What Impact and Probability Mean
Impact and Probability as seen in AppCheck vulnerabilities are a concept shared with the The Common Vulnerability Scoring System (CVSS). While AppCheck vulnerabilities will not always feature exactly the same ratings seen in CVSS, the definitions of the terms are the same.
Impact
This indicates how severe the damage is likely to be if the vulnerability is exploited.
An example of an exploited high impact vulnerability might result in a massive data leak, or your system being brought offline.
An example of an exploited low impact vulnerability might result in the exposure of server configuration information.
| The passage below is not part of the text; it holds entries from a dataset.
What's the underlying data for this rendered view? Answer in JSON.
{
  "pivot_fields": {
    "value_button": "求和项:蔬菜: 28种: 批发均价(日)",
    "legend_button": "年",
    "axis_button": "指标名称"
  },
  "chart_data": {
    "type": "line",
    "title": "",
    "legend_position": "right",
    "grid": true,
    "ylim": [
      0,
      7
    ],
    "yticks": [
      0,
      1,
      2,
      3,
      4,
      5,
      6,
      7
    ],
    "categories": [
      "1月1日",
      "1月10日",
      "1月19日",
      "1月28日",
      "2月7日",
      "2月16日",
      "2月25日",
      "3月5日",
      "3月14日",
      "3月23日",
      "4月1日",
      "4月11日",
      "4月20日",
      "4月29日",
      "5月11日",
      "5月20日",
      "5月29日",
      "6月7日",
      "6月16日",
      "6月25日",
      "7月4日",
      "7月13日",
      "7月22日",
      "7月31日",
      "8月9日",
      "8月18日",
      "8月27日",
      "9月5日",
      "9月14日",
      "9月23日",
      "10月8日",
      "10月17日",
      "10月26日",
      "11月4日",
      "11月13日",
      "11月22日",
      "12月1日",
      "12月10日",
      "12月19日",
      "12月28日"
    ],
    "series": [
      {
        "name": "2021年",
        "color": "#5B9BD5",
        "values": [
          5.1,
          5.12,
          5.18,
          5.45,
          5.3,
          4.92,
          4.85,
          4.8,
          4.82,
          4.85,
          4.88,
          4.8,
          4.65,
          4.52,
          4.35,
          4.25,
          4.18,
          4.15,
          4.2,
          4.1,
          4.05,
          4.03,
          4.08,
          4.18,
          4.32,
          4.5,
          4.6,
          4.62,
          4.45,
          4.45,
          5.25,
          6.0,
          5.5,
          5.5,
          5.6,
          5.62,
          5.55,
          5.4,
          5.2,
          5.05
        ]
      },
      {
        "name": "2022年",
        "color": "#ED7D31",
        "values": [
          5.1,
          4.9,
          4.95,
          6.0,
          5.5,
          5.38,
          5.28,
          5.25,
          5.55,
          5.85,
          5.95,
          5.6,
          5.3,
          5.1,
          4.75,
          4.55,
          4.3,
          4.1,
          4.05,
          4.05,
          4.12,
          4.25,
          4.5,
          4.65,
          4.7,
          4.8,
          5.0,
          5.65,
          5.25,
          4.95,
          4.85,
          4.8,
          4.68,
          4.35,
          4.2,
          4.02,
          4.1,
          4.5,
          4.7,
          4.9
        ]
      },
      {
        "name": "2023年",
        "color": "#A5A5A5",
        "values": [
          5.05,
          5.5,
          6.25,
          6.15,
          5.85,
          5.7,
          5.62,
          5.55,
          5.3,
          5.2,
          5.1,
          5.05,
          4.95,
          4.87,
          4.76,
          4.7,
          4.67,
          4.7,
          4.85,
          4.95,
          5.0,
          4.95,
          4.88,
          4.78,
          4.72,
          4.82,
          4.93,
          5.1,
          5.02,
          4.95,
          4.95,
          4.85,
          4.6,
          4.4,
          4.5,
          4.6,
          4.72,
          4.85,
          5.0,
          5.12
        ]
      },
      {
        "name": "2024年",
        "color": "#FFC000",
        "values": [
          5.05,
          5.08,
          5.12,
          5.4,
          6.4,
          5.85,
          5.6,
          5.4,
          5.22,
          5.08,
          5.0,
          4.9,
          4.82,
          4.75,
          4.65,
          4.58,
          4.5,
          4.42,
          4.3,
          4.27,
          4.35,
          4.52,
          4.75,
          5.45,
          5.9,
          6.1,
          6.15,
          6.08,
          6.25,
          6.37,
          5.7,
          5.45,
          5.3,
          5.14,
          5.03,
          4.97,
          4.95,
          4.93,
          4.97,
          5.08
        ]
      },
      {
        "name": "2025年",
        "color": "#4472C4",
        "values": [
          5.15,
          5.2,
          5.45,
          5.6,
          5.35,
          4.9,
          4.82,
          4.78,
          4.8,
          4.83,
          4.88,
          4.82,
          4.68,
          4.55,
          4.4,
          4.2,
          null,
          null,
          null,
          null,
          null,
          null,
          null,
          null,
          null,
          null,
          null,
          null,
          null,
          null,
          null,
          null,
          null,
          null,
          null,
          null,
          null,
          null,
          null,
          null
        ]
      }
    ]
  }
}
Low impact vulnerabilities may be combined with other vulnerabilities to enable a high impact attack. For example if the attacker is able to learn some details about your system from a low impact vulnerability, they may then be able to utilise a high impact vulnerability in that system.
Probability
This indicates the likelihood of the vulnerability being exploited. CVSS includes a base value, which essentially indicates how difficult the vulnerability is to exploit, and modifiers to that base value, for example the probability may increase as known exploit code becomes available. The probability seen in AppCheck is comparable only to the base CVSS rating and does not include modifiers.
How AppCheck Produces Impact and Probability Values
Many Impact and Probability ratings in AppCheck will be derived directly from the CVSS scores listed in a number of public databases, while others are the opinion of our own developers.
Ratings Imported from CVSS
AppCheck imports ratings for known vulnerabilities from public databases on a regular basis.
There are multiple versions of CVSS scoring available. While AppCheck imports version 2, 3 and 4 scores for new vulnerabilities, old vulnerabilities do not receive scores using the newer systems.
Ratings Produce by AppCheck
AppCheck produces its own ratings in two situations:
- When the vulnerability is a zero-day vulnerability discovered by AppCheck
- When a known vulnerability in a product is found, but does not have ratings specified in the public databases
While AppCheck's own scores are usually in line the industry-accepted ratings as you might expect to see in a manual penetration test they can differ in cases where our developers deem it appropriate.
Some AppCheck ratings are set dynamically depending information gleaned through the scanner's automated investigation, meaning a vulnerability in one location may be given a different rating from a vulnerability found in another location, in a similar way to how CVSS would apply an environmental modifier.